ALLAHABAD – The monsoon and post-monsoon seasons are hard on the poor in India, particularly those who work in the fields. A consortium of over 400 humanitarian aid agencies has come together to help during these difficult times this year.
The consortium has established grain banks in over 100 villages across northern India in expectation of having enough food available to feed more than 5,000 families who are otherwise unable to access food when they need it during this season of the year.
Life in northern India is complex and largely unfamiliar to Western culture.
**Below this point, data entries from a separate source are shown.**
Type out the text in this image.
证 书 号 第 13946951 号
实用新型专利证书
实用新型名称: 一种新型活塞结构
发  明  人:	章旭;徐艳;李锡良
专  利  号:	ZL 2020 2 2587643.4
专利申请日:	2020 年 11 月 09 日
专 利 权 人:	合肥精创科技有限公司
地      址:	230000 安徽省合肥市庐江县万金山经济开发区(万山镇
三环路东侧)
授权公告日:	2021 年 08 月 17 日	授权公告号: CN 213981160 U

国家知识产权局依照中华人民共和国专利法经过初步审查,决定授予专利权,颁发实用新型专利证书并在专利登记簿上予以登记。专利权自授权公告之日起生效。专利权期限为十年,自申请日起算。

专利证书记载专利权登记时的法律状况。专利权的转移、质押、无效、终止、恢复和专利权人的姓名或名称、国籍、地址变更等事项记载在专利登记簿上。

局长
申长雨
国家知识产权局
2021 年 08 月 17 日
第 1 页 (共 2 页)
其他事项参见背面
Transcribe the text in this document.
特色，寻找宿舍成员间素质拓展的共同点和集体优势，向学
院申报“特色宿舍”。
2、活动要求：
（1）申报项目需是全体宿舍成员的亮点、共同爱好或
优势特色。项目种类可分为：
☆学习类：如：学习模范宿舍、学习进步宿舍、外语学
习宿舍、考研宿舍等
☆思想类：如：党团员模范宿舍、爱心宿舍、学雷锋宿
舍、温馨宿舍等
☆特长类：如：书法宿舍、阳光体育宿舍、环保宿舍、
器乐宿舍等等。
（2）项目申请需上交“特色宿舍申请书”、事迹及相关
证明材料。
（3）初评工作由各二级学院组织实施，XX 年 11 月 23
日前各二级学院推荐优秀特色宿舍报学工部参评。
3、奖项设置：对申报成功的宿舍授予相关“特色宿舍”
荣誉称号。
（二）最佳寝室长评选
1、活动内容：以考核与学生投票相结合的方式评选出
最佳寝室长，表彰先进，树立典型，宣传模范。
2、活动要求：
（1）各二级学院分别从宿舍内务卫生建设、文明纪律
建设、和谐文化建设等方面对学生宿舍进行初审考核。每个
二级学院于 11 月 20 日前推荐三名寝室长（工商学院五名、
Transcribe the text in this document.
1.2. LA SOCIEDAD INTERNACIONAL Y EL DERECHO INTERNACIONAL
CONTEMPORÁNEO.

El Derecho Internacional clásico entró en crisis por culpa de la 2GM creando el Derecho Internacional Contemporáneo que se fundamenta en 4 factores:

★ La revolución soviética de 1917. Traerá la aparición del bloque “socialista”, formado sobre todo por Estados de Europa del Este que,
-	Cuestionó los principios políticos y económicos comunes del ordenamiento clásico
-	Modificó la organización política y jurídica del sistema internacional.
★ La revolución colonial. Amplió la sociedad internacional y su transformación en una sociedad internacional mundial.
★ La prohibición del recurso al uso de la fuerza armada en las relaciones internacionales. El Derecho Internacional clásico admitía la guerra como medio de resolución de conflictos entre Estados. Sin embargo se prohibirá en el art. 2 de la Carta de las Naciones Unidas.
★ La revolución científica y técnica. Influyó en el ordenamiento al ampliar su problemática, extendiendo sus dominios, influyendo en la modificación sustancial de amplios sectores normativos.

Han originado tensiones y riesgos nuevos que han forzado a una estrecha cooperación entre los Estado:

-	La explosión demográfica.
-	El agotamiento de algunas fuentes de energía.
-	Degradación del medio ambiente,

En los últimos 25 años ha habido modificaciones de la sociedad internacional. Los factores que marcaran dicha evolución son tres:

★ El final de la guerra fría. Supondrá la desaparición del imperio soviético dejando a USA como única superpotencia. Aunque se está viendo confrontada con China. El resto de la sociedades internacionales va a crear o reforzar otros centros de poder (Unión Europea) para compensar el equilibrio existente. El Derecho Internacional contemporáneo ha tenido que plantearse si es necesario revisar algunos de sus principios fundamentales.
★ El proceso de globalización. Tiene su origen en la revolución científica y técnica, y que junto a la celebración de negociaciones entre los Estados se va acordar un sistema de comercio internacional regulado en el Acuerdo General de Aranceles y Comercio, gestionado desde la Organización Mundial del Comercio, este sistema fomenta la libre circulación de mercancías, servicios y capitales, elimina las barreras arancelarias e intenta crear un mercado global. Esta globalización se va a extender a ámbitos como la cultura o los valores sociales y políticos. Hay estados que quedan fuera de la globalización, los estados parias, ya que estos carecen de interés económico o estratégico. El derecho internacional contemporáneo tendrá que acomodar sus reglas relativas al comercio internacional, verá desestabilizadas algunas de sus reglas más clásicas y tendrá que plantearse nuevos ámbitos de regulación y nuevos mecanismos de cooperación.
Thousands of families are in need of food and housing in North and South Carolina following the ravages of Hurricane Florence. For the most part, food will be made accessible and they will eventually return to their jobs and rebuild their homes.
The effect of monsoon season in India brings a complete stoppage to the field and construction work – and wages – that most of the poverty-stricken in rural Indian villages rely on. Within a short period of time – often days – they have no wherewithal to purchase food without taking out a loan.
According to Reuters, “Tens of thousands across India are duped into working without wages” to pay back those loans. Bonded labor was outlawed in 1976 yet, 42 years later an estimated 8,000,000 Indians are trapped in workplace slavery. That is more than any other country in the world.
Although government-funded public distribution programs were established in 2013, many tribal families find no grain available when it is most needed. The consortium hopes to fill the gaps with the help of multiple charities, humanitarian aid groups, and philanthropists.
Roshan Lal, who arranged for the organization of the consortium, hopes to address the issue of available food while also reducing the illegal loan agreements that enslave his fellow countrymen. “We are providing a stop-gap arrangement when they are out of work or are awaiting their salary. Once they are paid, they will put back the grains they have borrowed.”